Microsoft offers free system to let voters ensure their votes are counted

Ballot box

Photo: KAMIL KRZACZYNSKI/AFP/Getty Images

Microsoft announced 2 new elections tools Monday, including a free, open source system allowing voters to be sure their votes were accurately counted.

Why it matters: "This will allow citizens and officials to be confident the votes have not been hacked," said Tom Burt, corporate vice president for security and trust at Microsoft.

Details: The voter auditing system, called ElectionGuard, was developed with the security firm Galois, and uses what's known as homomorphic encryption to protect voter information while allowing voters to check it.
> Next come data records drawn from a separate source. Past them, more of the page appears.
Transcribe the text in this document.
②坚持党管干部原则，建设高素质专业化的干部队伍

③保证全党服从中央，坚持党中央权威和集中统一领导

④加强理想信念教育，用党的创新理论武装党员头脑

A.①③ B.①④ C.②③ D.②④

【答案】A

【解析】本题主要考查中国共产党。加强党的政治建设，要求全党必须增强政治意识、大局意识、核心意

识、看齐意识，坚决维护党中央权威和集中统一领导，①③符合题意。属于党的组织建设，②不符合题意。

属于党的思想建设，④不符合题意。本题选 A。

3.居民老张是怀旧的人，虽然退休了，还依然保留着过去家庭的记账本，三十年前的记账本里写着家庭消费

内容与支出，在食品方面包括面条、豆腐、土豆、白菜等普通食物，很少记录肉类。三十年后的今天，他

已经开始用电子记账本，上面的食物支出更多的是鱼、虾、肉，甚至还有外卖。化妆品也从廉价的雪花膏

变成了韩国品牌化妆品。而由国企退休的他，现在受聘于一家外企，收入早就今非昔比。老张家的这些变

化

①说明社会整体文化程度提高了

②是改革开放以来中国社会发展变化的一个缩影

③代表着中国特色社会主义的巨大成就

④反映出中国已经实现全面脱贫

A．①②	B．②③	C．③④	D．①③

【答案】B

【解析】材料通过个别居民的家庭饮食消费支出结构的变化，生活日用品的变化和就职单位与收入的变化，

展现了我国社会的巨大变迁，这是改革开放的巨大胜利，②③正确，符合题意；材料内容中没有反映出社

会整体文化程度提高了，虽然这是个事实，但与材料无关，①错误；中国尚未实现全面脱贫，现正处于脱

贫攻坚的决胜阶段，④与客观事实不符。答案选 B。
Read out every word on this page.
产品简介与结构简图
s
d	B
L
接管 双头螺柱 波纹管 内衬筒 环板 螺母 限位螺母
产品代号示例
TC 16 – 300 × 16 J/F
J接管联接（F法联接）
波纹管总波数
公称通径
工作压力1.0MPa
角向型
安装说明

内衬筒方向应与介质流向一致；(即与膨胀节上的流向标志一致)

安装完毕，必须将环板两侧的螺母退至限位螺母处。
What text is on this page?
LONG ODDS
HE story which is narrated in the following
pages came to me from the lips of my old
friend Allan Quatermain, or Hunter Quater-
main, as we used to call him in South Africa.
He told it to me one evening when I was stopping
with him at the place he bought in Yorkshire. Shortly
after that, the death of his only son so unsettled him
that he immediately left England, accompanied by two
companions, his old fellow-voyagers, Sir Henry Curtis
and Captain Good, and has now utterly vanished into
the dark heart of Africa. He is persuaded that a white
  • Homomorphic encryption allows computers to process information without ever decrypting it, meaning that a ballot would stay private even from the computers used to collect it.
  • "The voter gets a tracker that they will be able to enter later to see that their vote was correctly recorded and counted," said Burt.
  • And the system as a whole would allow third parties to tally votes on their own, ensuring there wasn't a miscalculation.

The odds: The difference between ElectionGuard being a useful tool and a neat thought experiment is whether election infrastructure vendors implement the program. While the finalized system won't be released until summer, said Burt, several vendors (Democracy Live, Election Systems & Software, Hart InterCivic, BPro, MicroVote, and VotingWorks) have publicly expressed interest.

A second new offering will be an enterprise class platform for campaigns at non-profit pricing with simplified configurations for campaigns.

Correction: An earlier version of this story incorrectly stated that Microsoft had announced 3 new election tools, not 2.